The operating system for introducer-led growth

Security — Frequently Asked Questions

Who operates RQ?

RQ is operated by RQ Ratings Ltd, a UK-based company headquartered in London. The company was founded in 2021 with a mission to bring structure, compliance, and visibility to referral activity in professional services. RQ was developed in collaboration with ICAEW (Institute of Chartered Accountants in England and Wales) to address the unique compliance and regulatory requirements that professional firms face when making and receiving referrals. The platform is built on enterprise-grade infrastructure with ISO 27001 certification, ensuring that your data is protected to the highest international security standards.

Is RQ ISO 27001 certified?

Yes. RQ has achieved ISO 27001 certification, the internationally recognised standard for information security management. **What ISO 27001 means:** ISO 27001 is the leading international standard for information security management systems (ISMS). Certification demonstrates that an organisation has: - A systematic approach to managing sensitive information - Appropriate security controls in place - Regular security audits and assessments - Continuous improvement of security practices **Our certification covers:** - All systems and infrastructure used to deliver RQ - Data processing and storage - Access controls and authentication - Incident management and response - Business continuity and disaster recovery - Staff security awareness and training **Why this matters for you:** Working with an ISO 27001 certified provider gives you assurance that: - Your data is protected by industry-leading security practices - Security is taken seriously at every level of the organisation - Independent auditors have verified our security controls - We continuously monitor and improve our security posture Our ISO 27001 certification is audited annually by independent assessors to ensure ongoing compliance.

Is RQ GDPR compliant?

Yes. RQ is fully compliant with UK GDPR (General Data Protection Regulation) requirements. **Data protection measures:** - **Lawful basis** – Clear lawful bases for all data processing activities - **Data minimisation** – We only collect and process data necessary for the service - **Security** – ISO 27001 certified information security management - **Data subject rights** – Full support for access, rectification, and deletion requests - **Data processing agreements** – Appropriate contracts with all customers - **Sub-processor management** – Careful oversight of any third-party data processors - **Privacy by design** – Data protection built into product development **Your responsibilities:** As a RQ customer, you remain the data controller for your client information. RQ processes this data on your behalf as a data processor. We provide: - Data processing agreements as standard - Documentation to support your own compliance obligations - Tools to help you respond to data subject requests **Data location:** RQ data is processed and stored within the UK/EU in secure, certified data centres.

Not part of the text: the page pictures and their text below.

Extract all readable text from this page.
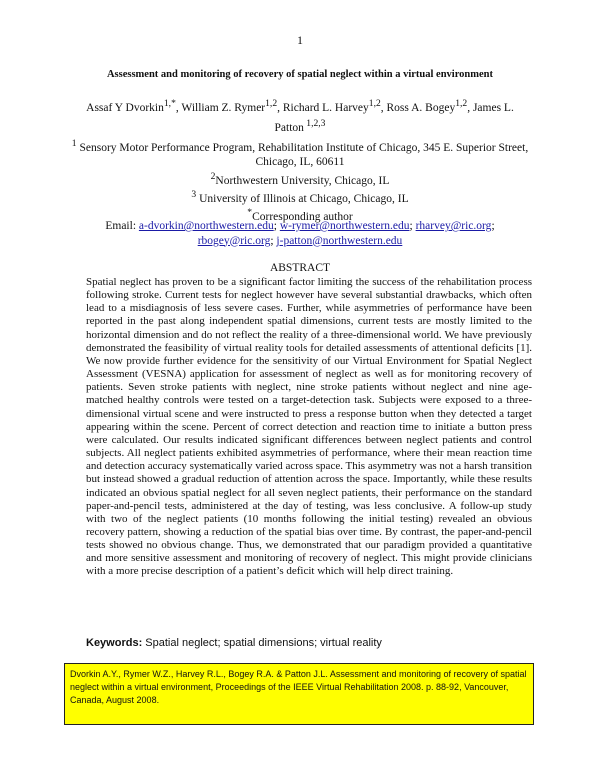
1
Assessment and monitoring of recovery of spatial neglect within a virtual environment
Assaf Y Dvorkin$^{1,*}$, William Z. Rymer$^{1,2}$, Richard L. Harvey$^{1,2}$, Ross A. Bogey$^{1,2}$, James L. Patton $^{1,2,3}$
$^1$ Sensory Motor Performance Program, Rehabilitation Institute of Chicago, 345 E. Superior Street, Chicago, IL, 60611
$^2$Northwestern University, Chicago, IL
$^3$ University of Illinois at Chicago, Chicago, IL
*Corresponding author
Email: a-dvorkin@northwestern.edu; w-rymer@northwestern.edu; rharvey@ric.org;
rbogey@ric.org; j-patton@northwestern.edu
ABSTRACT
Spatial neglect has proven to be a significant factor limiting the success of the rehabilitation process following stroke. Current tests for neglect however have several substantial drawbacks, which often lead to a misdiagnosis of less severe cases. Further, while asymmetries of performance have been reported in the past along independent spatial dimensions, current tests are mostly limited to the horizontal dimension and do not reflect the reality of a three-dimensional world. We have previously demonstrated the feasibility of virtual reality tools for detailed assessments of attentional deficits [1]. We now provide further evidence for the sensitivity of our Virtual Environment for Spatial Neglect Assessment (VESNA) application for assessment of neglect as well as for monitoring recovery of patients. Seven stroke patients with neglect, nine stroke patients without neglect and nine age-matched healthy controls were tested on a target-detection task. Subjects were exposed to a three-dimensional virtual scene and were instructed to press a response button when they detected a target appearing within the scene. Percent of correct detection and reaction time to initiate a button press were calculated. Our results indicated significant differences between neglect patients and control subjects. All neglect patients exhibited asymmetries of performance, where their mean reaction time and detection accuracy systematically varied across space. This asymmetry was not a harsh transition but instead showed a gradual reduction of attention across the space. Importantly, while these results indicated an obvious spatial neglect for all seven neglect patients, their performance on the standard paper-and-pencil tests, administered at the day of testing, was less conclusive. A follow-up study with two of the neglect patients (10 months following the initial testing) revealed an obvious recovery pattern, showing a reduction of the spatial bias over time. By contrast, the paper-and-pencil tests showed no obvious change. Thus, we demonstrated that our paradigm provided a quantitative and more sensitive assessment and monitoring of recovery of neglect. This might provide clinicians with a more precise description of a patient’s deficit which will help direct training.
Keywords: Spatial neglect; spatial dimensions; virtual reality
Dvorkin A.Y., Rymer W.Z., Harvey R.L., Bogey R.A. & Patton J.L. Assessment and monitoring of recovery of spatial neglect within a virtual environment, Proceedings of the IEEE Virtual Rehabilitation 2008. p. 88-92, Vancouver, Canada, August 2008.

What security standards does RQ meet?

RQ is ISO 27001 certified, demonstrating a formal information security management system that meets international standards.

What is ISO 27001?

ISO 27001 is the internationally recognised standard for information security management systems (ISMS). It provides a framework for managing and protecting sensitive information through risk assessment, security controls, and continuous improvement. RQ's ISO 27001 certification can be verified at https://www.tempoaudits.com/rqratings-iso27001

Is RQ secure?

Yes. Security and data protection are core to RQ. We follow best practices to keep your data safe.

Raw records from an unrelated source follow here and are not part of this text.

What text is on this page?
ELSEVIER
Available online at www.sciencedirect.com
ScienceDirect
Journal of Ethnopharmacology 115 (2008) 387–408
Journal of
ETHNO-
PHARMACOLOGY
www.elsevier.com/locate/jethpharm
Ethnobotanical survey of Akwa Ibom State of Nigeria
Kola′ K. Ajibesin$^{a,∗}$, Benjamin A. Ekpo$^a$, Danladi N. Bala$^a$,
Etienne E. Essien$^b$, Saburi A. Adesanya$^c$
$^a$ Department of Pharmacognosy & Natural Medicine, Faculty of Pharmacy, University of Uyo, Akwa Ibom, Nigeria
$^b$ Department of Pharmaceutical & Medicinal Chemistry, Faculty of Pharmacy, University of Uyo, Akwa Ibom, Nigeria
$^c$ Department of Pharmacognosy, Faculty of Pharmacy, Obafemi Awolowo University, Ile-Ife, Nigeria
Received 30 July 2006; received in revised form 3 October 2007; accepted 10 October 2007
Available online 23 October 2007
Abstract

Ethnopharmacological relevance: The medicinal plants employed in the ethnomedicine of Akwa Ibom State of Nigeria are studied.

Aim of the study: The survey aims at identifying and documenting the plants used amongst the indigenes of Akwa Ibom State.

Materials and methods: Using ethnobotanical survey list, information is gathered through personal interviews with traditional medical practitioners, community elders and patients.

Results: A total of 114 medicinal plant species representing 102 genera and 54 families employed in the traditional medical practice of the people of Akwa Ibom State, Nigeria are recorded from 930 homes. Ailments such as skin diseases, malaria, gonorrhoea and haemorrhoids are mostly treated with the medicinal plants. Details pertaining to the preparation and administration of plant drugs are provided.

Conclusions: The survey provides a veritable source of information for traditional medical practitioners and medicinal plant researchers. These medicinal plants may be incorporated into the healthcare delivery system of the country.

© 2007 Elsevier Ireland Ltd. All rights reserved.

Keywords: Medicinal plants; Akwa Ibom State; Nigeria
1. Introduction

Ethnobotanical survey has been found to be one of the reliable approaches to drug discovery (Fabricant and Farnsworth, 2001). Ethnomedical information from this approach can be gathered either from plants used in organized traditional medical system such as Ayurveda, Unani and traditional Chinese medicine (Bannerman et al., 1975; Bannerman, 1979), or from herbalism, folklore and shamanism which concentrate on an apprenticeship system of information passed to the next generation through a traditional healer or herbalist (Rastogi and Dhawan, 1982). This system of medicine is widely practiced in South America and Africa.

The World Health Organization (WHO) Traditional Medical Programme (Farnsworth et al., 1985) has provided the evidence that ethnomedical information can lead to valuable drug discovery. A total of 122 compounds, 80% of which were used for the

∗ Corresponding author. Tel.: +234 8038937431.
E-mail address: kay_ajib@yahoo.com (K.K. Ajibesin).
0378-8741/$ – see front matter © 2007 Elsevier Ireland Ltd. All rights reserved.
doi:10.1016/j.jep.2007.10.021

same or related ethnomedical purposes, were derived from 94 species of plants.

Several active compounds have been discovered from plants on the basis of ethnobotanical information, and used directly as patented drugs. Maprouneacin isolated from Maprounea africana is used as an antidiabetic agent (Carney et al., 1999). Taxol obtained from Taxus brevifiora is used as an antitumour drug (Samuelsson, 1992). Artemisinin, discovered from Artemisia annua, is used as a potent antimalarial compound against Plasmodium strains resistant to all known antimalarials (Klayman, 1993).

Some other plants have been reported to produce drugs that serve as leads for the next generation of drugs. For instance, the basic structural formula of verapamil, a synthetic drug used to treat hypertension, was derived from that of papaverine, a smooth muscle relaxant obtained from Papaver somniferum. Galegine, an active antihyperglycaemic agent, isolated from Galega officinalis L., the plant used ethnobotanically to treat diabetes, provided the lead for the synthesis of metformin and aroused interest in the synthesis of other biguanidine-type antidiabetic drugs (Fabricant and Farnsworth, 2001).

What does ISO 27001 certification mean for my data?

ISO 27001 certification means RQ has implemented comprehensive security controls covering data protection, access management, encryption, incident response, and business continuity. These controls are independently audited annually. View our certification at https://www.tempoaudits.com/rqratings-iso27001

Where is data stored?

Data is stored in secure, UK-appropriate infrastructure that meets the requirements of regulated professional firms.

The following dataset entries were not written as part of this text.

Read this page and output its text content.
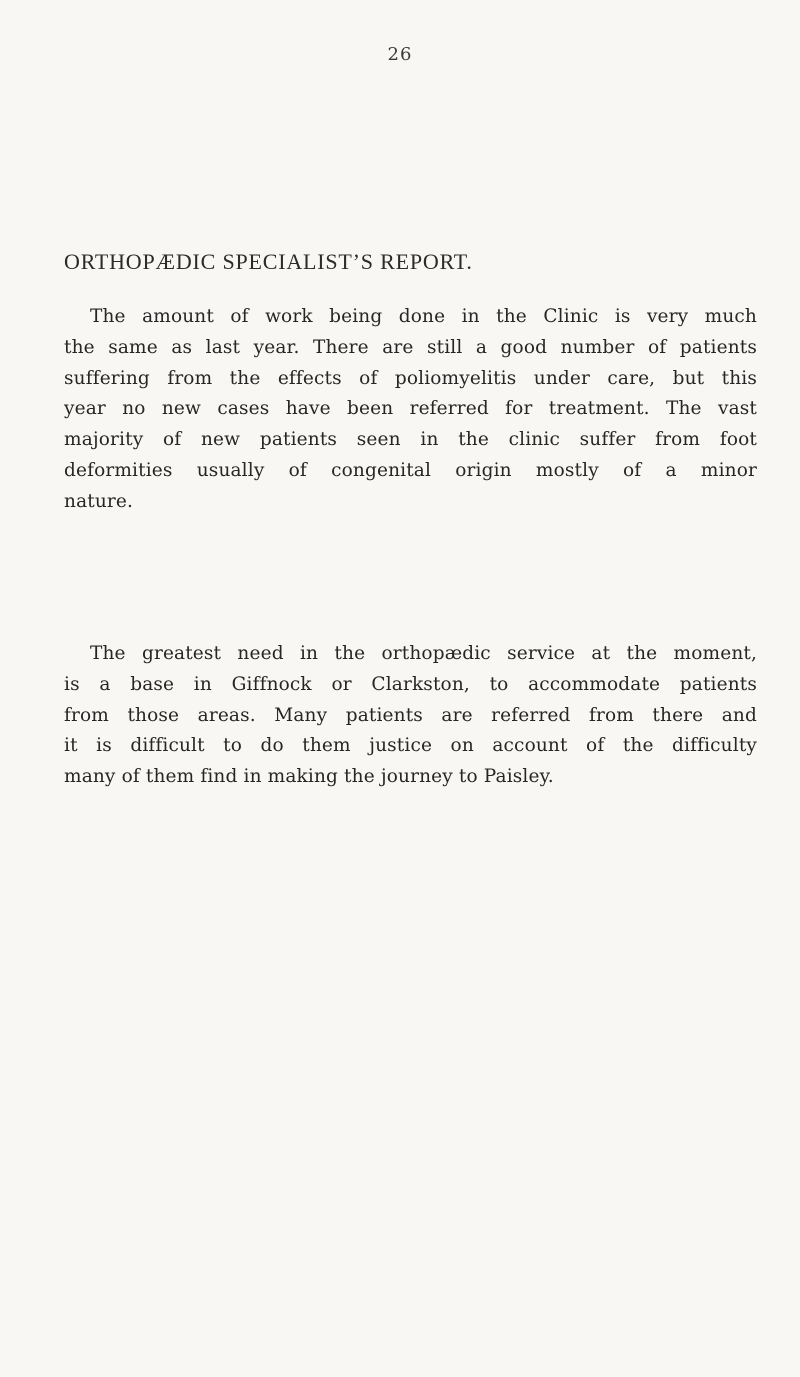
26
ORTHOPÆDIC SPECIALIST’S REPORT.
The amount of work being done in the Clinic is very much
the same as last year. There are still a good number of patients
suffering from the effects of poliomyelitis under care, but this
year no new cases have been referred for treatment. The vast
majority of new patients seen in the clinic suffer from foot
deformities usually of congenital origin mostly of a minor
nature.
The greatest need in the orthopædic service at the moment,
is a base in Giffnock or Clarkston, to accommodate patients
from those areas. Many patients are referred from there and
it is difficult to do them justice on account of the difficulty
many of them find in making the journey to Paisley.
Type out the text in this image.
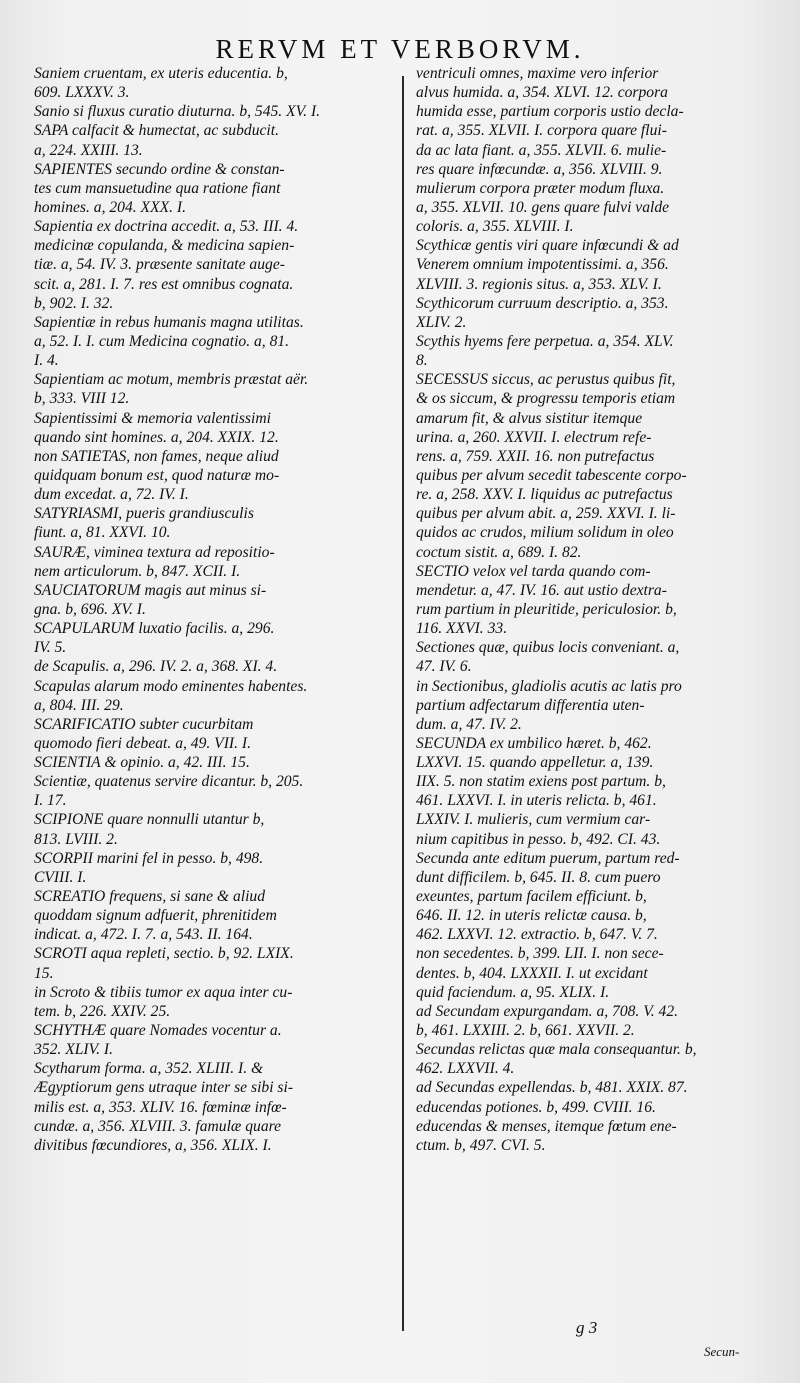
RERVM ET VERBORVM.
Saniem cruentam, ex uteris educentia. b,
609. LXXXV. 3.
Sanio si fluxus curatio diuturna. b, 545. XV. I.
SAPA calfacit & humectat, ac subducit.
a, 224. XXIII. 13.
SAPIENTES secundo ordine & constan-
tes cum mansuetudine qua ratione fiant
homines. a, 204. XXX. I.
Sapientia ex doctrina accedit. a, 53. III. 4.
medicinæ copulanda, & medicina sapien-
tiæ. a, 54. IV. 3. præsente sanitate auge-
scit. a, 281. I. 7. res est omnibus cognata.
b, 902. I. 32.
Sapientiæ in rebus humanis magna utilitas.
a, 52. I. I. cum Medicina cognatio. a, 81.
I. 4.
Sapientiam ac motum, membris præstat aër.
b, 333. VIII 12.
Sapientissimi & memoria valentissimi
quando sint homines. a, 204. XXIX. 12.
non SATIETAS, non fames, neque aliud
quidquam bonum est, quod naturæ mo-
dum excedat. a, 72. IV. I.
SATYRIASMI, pueris grandiusculis
fiunt. a, 81. XXVI. 10.
SAURÆ, viminea textura ad repositio-
nem articulorum. b, 847. XCII. I.
SAUCIATORUM magis aut minus si-
gna. b, 696. XV. I.
SCAPULARUM luxatio facilis. a, 296.
IV. 5.
de Scapulis. a, 296. IV. 2. a, 368. XI. 4.
Scapulas alarum modo eminentes habentes.
a, 804. III. 29.
SCARIFICATIO subter cucurbitam
quomodo fieri debeat. a, 49. VII. I.
SCIENTIA & opinio. a, 42. III. 15.
Scientiæ, quatenus servire dicantur. b, 205.
I. 17.
SCIPIONE quare nonnulli utantur b,
813. LVIII. 2.
SCORPII marini fel in pesso. b, 498.
CVIII. I.
SCREATIO frequens, si sane & aliud
quoddam signum adfuerit, phrenitidem
indicat. a, 472. I. 7. a, 543. II. 164.
SCROTI aqua repleti, sectio. b, 92. LXIX.
15.
in Scroto & tibiis tumor ex aqua inter cu-
tem. b, 226. XXIV. 25.
SCHYTHÆ quare Nomades vocentur a.
352. XLIV. I.
Scytharum forma. a, 352. XLIII. I. &
Ægyptiorum gens utraque inter se sibi si-
milis est. a, 353. XLIV. 16. fœminæ infœ-
cundæ. a, 356. XLVIII. 3. famulæ quare
divitibus fœcundiores, a, 356. XLIX. I.
ventriculi omnes, maxime vero inferior
alvus humida. a, 354. XLVI. 12. corpora
humida esse, partium corporis ustio decla-
rat. a, 355. XLVII. I. corpora quare flui-
da ac lata fiant. a, 355. XLVII. 6. mulie-
res quare infœcundæ. a, 356. XLVIII. 9.
mulierum corpora præter modum fluxa.
a, 355. XLVII. 10. gens quare fulvi valde
coloris. a, 355. XLVIII. I.
Scythicæ gentis viri quare infœcundi & ad
Venerem omnium impotentissimi. a, 356.
XLVIII. 3. regionis situs. a, 353. XLV. I.
Scythicorum curruum descriptio. a, 353.
XLIV. 2.
Scythis hyems fere perpetua. a, 354. XLV.
8.
SECESSUS siccus, ac perustus quibus fit,
& os siccum, & progressu temporis etiam
amarum fit, & alvus sistitur itemque
urina. a, 260. XXVII. I. electrum refe-
rens. a, 759. XXII. 16. non putrefactus
quibus per alvum secedit tabescente corpo-
re. a, 258. XXV. I. liquidus ac putrefactus
quibus per alvum abit. a, 259. XXVI. I. li-
quidos ac crudos, milium solidum in oleo
coctum sistit. a, 689. I. 82.
SECTIO velox vel tarda quando com-
mendetur. a, 47. IV. 16. aut ustio dextra-
rum partium in pleuritide, periculosior. b,
116. XXVI. 33.
Sectiones quæ, quibus locis conveniant. a,
47. IV. 6.
in Sectionibus, gladiolis acutis ac latis pro
partium adfectarum differentia uten-
dum. a, 47. IV. 2.
SECUNDA ex umbilico hæret. b, 462.
LXXVI. 15. quando appelletur. a, 139.
IIX. 5. non statim exiens post partum. b,
461. LXXVI. I. in uteris relicta. b, 461.
LXXIV. I. mulieris, cum vermium car-
nium capitibus in pesso. b, 492. CI. 43.
Secunda ante editum puerum, partum red-
dunt difficilem. b, 645. II. 8. cum puero
exeuntes, partum facilem efficiunt. b,
646. II. 12. in uteris relictæ causa. b,
462. LXXVI. 12. extractio. b, 647. V. 7.
non secedentes. b, 399. LII. I. non sece-
dentes. b, 404. LXXXII. I. ut excidant
quid faciendum. a, 95. XLIX. I.
ad Secundam expurgandam. a, 708. V. 42.
b, 461. LXXIII. 2. b, 661. XXVII. 2.
Secundas relictas quæ mala consequantur. b,
462. LXXVII. 4.
ad Secundas expellendas. b, 481. XXIX. 87.
educendas potiones. b, 499. CVIII. 16.
educendas & menses, itemque fœtum ene-
ctum. b, 497. CVI. 5.
g 3
Secun-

How often is RQ audited for ISO 27001?

RQ undergoes annual surveillance audits to verify ongoing compliance, with a full recertification audit every three years. This ensures our security practices remain current and effective. Our certification is publicly available at https://www.tempoaudits.com/rqratings-iso27001

Is data shared without permission?

No. Data sharing is strictly controlled by workflow rules and consent. Nothing is shared without proper permission.